To be included in his inventory, a residential structure (single-family, duplex or tri-plex) must have been built before 1962; possess identifiable design characteristics of its period; and be seen as retaining the integrity of its original design. A small city grant will finance the report on what was found, under the direction of some of the region’s most experienced historic preservation professionals.
I confess, I started out smugly assuming that there would not be much for me to learn. I am a native Seattleite with decades of work in the city as a journalist, historic preservationist, and political activist. I’ve walked, bicycled, driven, door-belled, flown over and boated through its every corner. My grandparents even lived briefly in Fremont at the Hawthorne Square Apartments when they arrived from Chicago in the 1920s.
Survey leaders had divided Fremont’s territory into 14 sections. I was awarded a northwestern corner where a sort of boundary détente has been reached with Ballard and Phinney Ridge, defining where those communities officially end and Fremont begins. Clipboard in hand, armed with forms to be used for each structure thought to have merit, pages of instructions and a digital camera, I set out.
Fremont’s commercial sections don't dazzle, let's be honest: block after block of new "compact" condos, edgy apartments, and office buildings. Fremont also has had 40 years of starring as Seattle’s bohemia, best known for its Volkswagen-grasping Troll, "Waiting for the Interurban," defiant Lenin. Naked street fairs are all well and good, mind you, but when it comes to legacy-quality domestic architecture in the Seattle I know and love, it’s Queen Anne, Wallingford, the Lake Washington and Puget Sound shorelines, or Capitol Hill that come to mind.
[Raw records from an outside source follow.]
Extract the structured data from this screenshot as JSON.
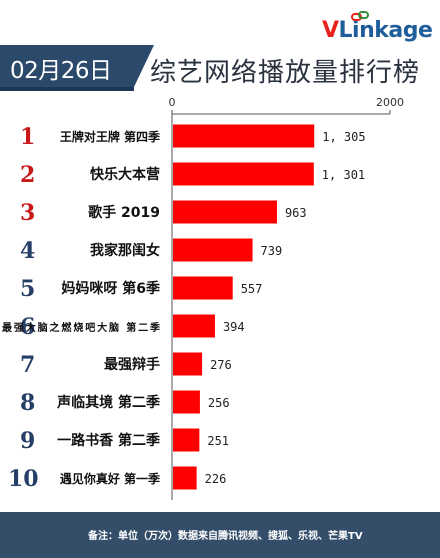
{
  "header": {
    "brand_v": "V",
    "brand_rest": "Link",
    "brand_tail": "age",
    "date": "02月26日",
    "title": "综艺网络播放量排行榜"
  },
  "colors": {
    "bar": "#ff0000",
    "rank": "#c81818",
    "rank_low": "#243e66",
    "axis": "#555555",
    "brand_red": "#e8231c",
    "brand_blue": "#1f5d9b"
  },
  "chart_data": {
    "type": "bar",
    "orientation": "horizontal",
    "categories": [
      "王牌对王牌 第四季",
      "快乐大本营",
      "歌手 2019",
      "我家那闺女",
      "妈妈咪呀 第6季",
      "最强大脑之燃烧吧大脑 第二季",
      "最强辩手",
      "声临其境 第二季",
      "一路书香 第二季",
      "遇见你真好 第一季"
    ],
    "ranks": [
      "1",
      "2",
      "3",
      "4",
      "5",
      "6",
      "7",
      "8",
      "9",
      "10"
    ],
    "values": [
      1305,
      1301,
      963,
      739,
      557,
      394,
      276,
      256,
      251,
      226
    ],
    "value_labels": [
      "1, 305",
      "1, 301",
      "963",
      "739",
      "557",
      "394",
      "276",
      "256",
      "251",
      "226"
    ],
    "xlim": [
      0,
      2000
    ],
    "xticks": [
      "0",
      "2000"
    ],
    "grid": false
  },
  "footer": {
    "note": "备注：单位（万次）数据来自腾讯视频、搜狐、乐视、芒果TV"
  }
}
But once I turned off Fremont’s arterials, I entered a place as unfamiliar to me as Bozeman, Montana.
My reliable and recent guidebook was unexpectedly vague. Streets that existed were missing. Streets that were not in the guidebook stretched before me. After a block or two, some of Fremont’s mapped avenues just run off a cliff or into a dirt bank. Streets with numbers cross each other and then announce “no entry” as they zig one-way, uphill or down, alongside massive concrete bulkheads that hold back the clay banks. So much for the Seattle native's keen sense of direction.
Soon into my wanderings, I spied the first of Fremont’s many surprises: a well cared-for, expansive, century-old Craftsman-style farmhouse, surrounded by beautiful orchard trees just coming into bloom, and a grand full porch with a panoramic western view of the Olympic Mountains. Fremont’s taverns, software companies, and 21st-century condos and townhomes were nowhere in sight.
When I looked through a photo collection from 1937, produced by photographers hired by the Works Progress Administration, I learned more about this surprising find. It verified the integrity of the farmhouse that I learned was built in 1911. It still proudly possesses the original porch, style, and roof line photographed 72 years ago. I took photos from several angles, hoping our survey will be as helpful to those who survey the place in 2109. (Using tools we can't even imagine.)
Deeper into my survey area I found blocks of mature houses: grand, small and in-between. Shoulder to shoulder, lovingly cared for, hundreds of venerable homes, each appreciated for individual style, decoration, and for what our English cousins call homeliness — that is, comfortableness.